Vlad
I'd like to return to this question. It seems that it is actually doable to build something like pagerank for books and PDFs. Wikipedia articles are extensibly sourced, and the key is ISBN numbers. Many citations on Wikipedia reference the ISBN number, and shadow libraries such as Anna's Archive lets you search by that ISBN number and find the book or paper. The references on Wikipedia even have page numbers, but it seems to be a pain to get this to work right.
Could there be a way to make the search engine understand Wikipedia references where no ISBN is given? For a person it is trivial to find the books referenced by the article, but can a machine do that automatically?
The way I see it, there's really no difference between a URL and an ISBN that makes one better than the other for building an index. And maybe I'm dreaming, but wouldn't it be nice to be able to enter isbn:// in the browser just in the same way you enter https:// ? What's keeping that from happening? There are services that will parse those numbers.
What if the search engine and web browser could have links to content like this: ISBN://123456789/chapterY/headingX
The W3 recently updated their recommendations for epub on this page:
https://www.w3.org/TR/epub-33/
It is a bit too technical for me, I tried to understand if they already have a standard for linking to within books, but I couldn't make sense of the Docs.
Alright, let's take a look at what options are available today to search within books:
1. Google
You have to specifically use the "Books" tab for it to surface any books. The results are excellent, with book name, author name, publishing year and a snippet of the relevant text, with page number. Clicking the result takes you to a book preview hosted by Google, where you might or might not be allowed to see the content. The book preview is presented pretty much like a PDF, with good performance and bad accessibility. You have links to try find the book in a library or try to buy it online. When you exit the preview, Google shows you a splendid page about the book and author.
2. Z-Library
They offer fulltext search of a pretty bad quality. It is evident that they have indexed the content of a ton of their books (if not all), but their search feature is set by default to surface "Most Popular" results instead of "Best match". However, changing that doesn't improve results much. Results are presented with a thumbnail, title, author, relevant text snippets, year, language, and a link to the book (or PDF) presented very nicely on Z-Library, where you can also download it.
3. J-Stor
Limited content, I couldn't find anything relevant using their fulltext search, but it seems to be presented nicely.
4. Open Library (Internet Archive)
Quick and pretty good fulltext search, books are presented with links to read or to borrow.
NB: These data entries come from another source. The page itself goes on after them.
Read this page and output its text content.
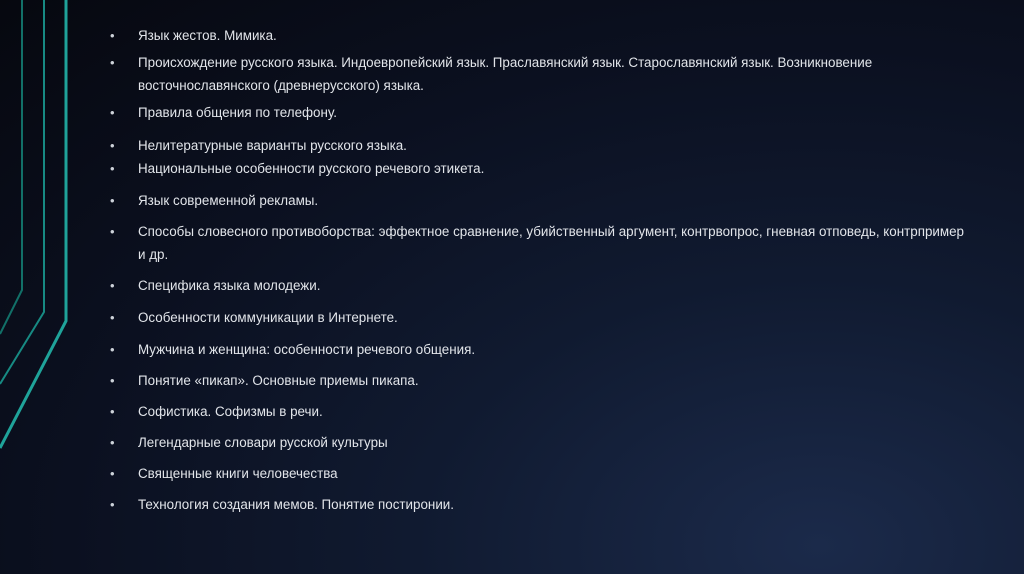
• Язык жестов. Мимика.
• Происхождение русского языка. Индоевропейский язык. Праславянский язык. Старославянский язык. Возникновение восточнославянского (древнерусского) языка.
• Правила общения по телефону.
• Нелитературные варианты русского языка.
• Национальные особенности русского речевого этикета.
• Язык современной рекламы.
• Способы словесного противоборства: эффектное сравнение, убийственный аргумент, контрвопрос, гневная отповедь, контрпример и др.
• Специфика языка молодежи.
• Особенности коммуникации в Интернете.
• Мужчина и женщина: особенности речевого общения.
• Понятие «пикап». Основные приемы пикапа.
• Софистика. Софизмы в речи.
• Легендарные словари русской культуры
• Священные книги человечества
• Технология создания мемов. Понятие постиронии.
However, most material is very old, since they focus on stuff out of copyright. They boast 4 million books to search within.
And these are all resources to search within books that I could find. The prominent shadow libraries Library Genesis and Anna's Archive will only search for book titles, not the content.
In the Orion feedback forum, I've suggested as a feature for the browser to open ebooks, but there is also the option of going the Google route and have Kagi open some kind of web-view with the book inside. I assume it will take some time before browsers in general will start treating ebooks nicely.
For people looking for content in books today, the best option is to use Googles book search and preview, and then acquire the book in some way using the ISBN with a third party, such as bookstore, library, or shadow library. Can Kagi beat Google?
E-Books have somewhat been embraced by the tech giants. Google don't want anything to do with ePub files, but have indexed books and made an excellent search feature. Apple have an ePub reader included on MacOS and iOS devices. Click an ePub in Safari on your iPhone and it opens without an issue. Microsoft used to view ePub files natively in Microsoft Edge, until they switched to Chromium. I think I don't need to mention Amazon's involvement in e-books 😉
I know Kagis main base right now are programmers, and that the content they need is usually not found in books. But there are many different sectors of knowledge workers who would be much better served by having search results from books and PDFs than from web pages. Engineers, medical professionals, historians, journalists, and all kinds of people who do research professionally or for fun.
Annas Archive provide torrents with their whole library, which can be useful for making an index. Unfortunately I wouldn't be able to download them, since it requires a ton of storage.
I think it would be possible for Kagi to massively improve the availability of the world's knowledge, without too much work.